It’s tough to get a handle on where the U.S. economy is heading. News headlines present conflicting data points that often obscure as much as they clarify. And in a presidential election year, clarity about the future can be even harder to come by.
In hopes of offering a clearer picture on the economic outlook, SIFMA’s Economic Advisory Roundtable, a 22-member panel comprised of leading financial institution economic experts, published its Mid-Year 2016 U.S. Economic Outlook on June 14.
Panel members were surveyed for their views on a variety of topics, such as economic growth, monetary policy, interest rates, and oil prices. Among their top-line findings:
Economic growth: With weaker-than-expected GDP growth in the first half of the year, economists say they expect overall U.S. growth to come in at 1.8% in 2016, and to climb to 2.3% next year.
Jobs: An improving employment picture could be a bright spot- survey respondents expect the annual average jobless rate to fall from last year’s 5.3% level to 4.9% in 2016 and further to 4.6% in 2017, with 2.3 million workers added to payrolls this year and 2 million in the next.
Interest rates: Roundtable members don’t expect an interest rate hike in the immediate future. Over 90% of respondents predicted the Federal Open Market Committee would not raise its target interest rate range during its recently held June meeting. They anticipate the next rate hike in either the third or fourth quarter of this year.
And of course, the question on many readers’ minds: with a contentious political season shaping up as the two major party leaders move toward securing their respective presidential nominations, how will the November election affect the economy?

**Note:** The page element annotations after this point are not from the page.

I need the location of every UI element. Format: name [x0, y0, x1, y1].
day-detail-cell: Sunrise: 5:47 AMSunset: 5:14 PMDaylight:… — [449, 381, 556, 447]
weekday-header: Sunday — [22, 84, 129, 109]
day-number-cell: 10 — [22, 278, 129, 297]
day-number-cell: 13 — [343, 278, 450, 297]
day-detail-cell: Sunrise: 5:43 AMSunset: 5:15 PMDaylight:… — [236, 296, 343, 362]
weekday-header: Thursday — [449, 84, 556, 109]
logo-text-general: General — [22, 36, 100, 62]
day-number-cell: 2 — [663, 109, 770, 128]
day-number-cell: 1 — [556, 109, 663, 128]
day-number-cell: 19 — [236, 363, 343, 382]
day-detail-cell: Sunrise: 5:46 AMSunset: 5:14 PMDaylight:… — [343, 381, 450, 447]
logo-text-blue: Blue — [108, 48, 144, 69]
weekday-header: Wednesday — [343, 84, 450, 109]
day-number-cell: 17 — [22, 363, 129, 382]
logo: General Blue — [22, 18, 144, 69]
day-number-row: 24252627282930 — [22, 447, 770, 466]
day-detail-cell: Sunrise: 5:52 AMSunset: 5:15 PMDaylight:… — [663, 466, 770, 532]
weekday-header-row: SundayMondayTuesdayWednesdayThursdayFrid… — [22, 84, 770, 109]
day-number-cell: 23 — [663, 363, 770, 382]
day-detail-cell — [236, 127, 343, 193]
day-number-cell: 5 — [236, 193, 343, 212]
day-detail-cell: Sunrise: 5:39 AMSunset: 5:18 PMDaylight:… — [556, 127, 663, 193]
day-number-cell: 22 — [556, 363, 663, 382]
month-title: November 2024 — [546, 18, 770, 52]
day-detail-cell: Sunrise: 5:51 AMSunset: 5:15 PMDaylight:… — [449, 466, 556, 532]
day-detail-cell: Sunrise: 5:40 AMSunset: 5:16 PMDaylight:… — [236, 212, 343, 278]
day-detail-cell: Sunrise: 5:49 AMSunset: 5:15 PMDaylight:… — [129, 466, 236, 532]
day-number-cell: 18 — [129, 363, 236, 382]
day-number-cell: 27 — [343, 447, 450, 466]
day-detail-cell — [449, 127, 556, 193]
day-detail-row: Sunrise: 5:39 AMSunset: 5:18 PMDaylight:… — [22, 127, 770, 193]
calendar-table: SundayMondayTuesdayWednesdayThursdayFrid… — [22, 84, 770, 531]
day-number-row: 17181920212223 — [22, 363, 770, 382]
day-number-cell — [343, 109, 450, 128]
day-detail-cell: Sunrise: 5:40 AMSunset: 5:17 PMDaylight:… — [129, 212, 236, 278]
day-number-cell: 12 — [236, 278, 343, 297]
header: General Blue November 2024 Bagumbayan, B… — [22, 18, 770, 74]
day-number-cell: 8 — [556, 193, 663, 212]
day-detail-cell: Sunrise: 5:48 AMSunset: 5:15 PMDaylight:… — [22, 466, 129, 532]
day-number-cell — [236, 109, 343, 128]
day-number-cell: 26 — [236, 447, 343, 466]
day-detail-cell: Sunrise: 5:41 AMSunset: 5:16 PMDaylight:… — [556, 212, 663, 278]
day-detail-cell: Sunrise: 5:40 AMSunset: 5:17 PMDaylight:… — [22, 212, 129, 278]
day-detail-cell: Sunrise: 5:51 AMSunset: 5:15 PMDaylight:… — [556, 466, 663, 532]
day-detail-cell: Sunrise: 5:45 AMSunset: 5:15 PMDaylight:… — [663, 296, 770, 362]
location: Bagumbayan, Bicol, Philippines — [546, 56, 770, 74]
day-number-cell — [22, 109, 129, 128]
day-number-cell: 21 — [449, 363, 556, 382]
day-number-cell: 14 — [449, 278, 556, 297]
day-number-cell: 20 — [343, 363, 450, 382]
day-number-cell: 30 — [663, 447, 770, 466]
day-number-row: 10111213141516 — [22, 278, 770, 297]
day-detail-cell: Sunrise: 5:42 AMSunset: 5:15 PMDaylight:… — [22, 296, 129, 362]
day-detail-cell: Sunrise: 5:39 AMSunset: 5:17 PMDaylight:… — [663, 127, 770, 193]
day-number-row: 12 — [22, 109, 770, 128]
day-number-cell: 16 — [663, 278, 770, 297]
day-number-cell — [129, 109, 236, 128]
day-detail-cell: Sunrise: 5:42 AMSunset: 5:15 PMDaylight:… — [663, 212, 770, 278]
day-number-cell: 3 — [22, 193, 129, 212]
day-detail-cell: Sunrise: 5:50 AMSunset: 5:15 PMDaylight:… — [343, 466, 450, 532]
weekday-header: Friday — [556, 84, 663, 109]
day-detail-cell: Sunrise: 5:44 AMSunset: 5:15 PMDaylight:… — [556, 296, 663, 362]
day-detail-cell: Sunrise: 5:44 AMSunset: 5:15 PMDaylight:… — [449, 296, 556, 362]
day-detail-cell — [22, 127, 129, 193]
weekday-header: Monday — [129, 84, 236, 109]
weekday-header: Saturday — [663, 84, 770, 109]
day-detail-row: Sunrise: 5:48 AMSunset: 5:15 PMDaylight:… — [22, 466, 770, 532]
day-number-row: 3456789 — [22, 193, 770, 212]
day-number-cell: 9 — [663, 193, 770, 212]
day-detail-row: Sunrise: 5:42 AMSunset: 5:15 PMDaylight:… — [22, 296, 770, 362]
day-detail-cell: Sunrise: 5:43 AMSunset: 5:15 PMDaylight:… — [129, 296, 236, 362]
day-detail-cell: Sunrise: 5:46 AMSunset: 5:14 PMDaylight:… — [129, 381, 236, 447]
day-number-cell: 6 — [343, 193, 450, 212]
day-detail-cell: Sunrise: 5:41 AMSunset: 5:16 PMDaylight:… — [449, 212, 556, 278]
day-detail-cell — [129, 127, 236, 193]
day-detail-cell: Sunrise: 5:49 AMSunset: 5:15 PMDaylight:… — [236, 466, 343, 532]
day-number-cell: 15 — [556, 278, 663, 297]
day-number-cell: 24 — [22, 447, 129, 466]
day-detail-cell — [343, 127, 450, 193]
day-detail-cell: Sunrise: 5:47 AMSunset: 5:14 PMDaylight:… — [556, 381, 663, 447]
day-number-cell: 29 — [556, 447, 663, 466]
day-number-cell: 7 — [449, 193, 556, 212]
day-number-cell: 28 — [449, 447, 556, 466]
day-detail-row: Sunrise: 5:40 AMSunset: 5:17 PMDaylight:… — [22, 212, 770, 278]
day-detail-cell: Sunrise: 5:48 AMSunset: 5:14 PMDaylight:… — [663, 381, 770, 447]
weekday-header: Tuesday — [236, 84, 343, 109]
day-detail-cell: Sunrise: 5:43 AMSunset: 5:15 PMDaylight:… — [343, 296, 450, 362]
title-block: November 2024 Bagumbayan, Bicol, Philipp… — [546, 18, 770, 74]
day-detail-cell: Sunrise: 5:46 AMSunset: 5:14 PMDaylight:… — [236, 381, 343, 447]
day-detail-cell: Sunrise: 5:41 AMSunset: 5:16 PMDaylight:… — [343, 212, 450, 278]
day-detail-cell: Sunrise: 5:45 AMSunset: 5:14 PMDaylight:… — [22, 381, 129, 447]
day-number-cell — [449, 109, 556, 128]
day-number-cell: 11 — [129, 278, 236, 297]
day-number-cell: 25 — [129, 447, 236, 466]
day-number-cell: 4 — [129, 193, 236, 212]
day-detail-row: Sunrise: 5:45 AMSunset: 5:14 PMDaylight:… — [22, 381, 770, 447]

Opinions from the roundtable survey were mixed, with a narrow majority of respondents seeing uncertainty surrounding the election outcome as having an impact on growth:
A slim majority (57 %) agreed that the upcoming presidential election would impact GDP growth, largely through the suppression of both consumer and business spending due to uncertainty. One respondent noted the “election uncertainty add[s] to the list of worries making business cautious.” Other respondents, however, were unsure: one respondent noted “[w]e have seen an impact on business and consumer surveys thus far but no measurable impact as yet on the real economy.”
*Kyle Brandon is Managing Director, Director of Research at the Securities Industry and Financial Markets Association.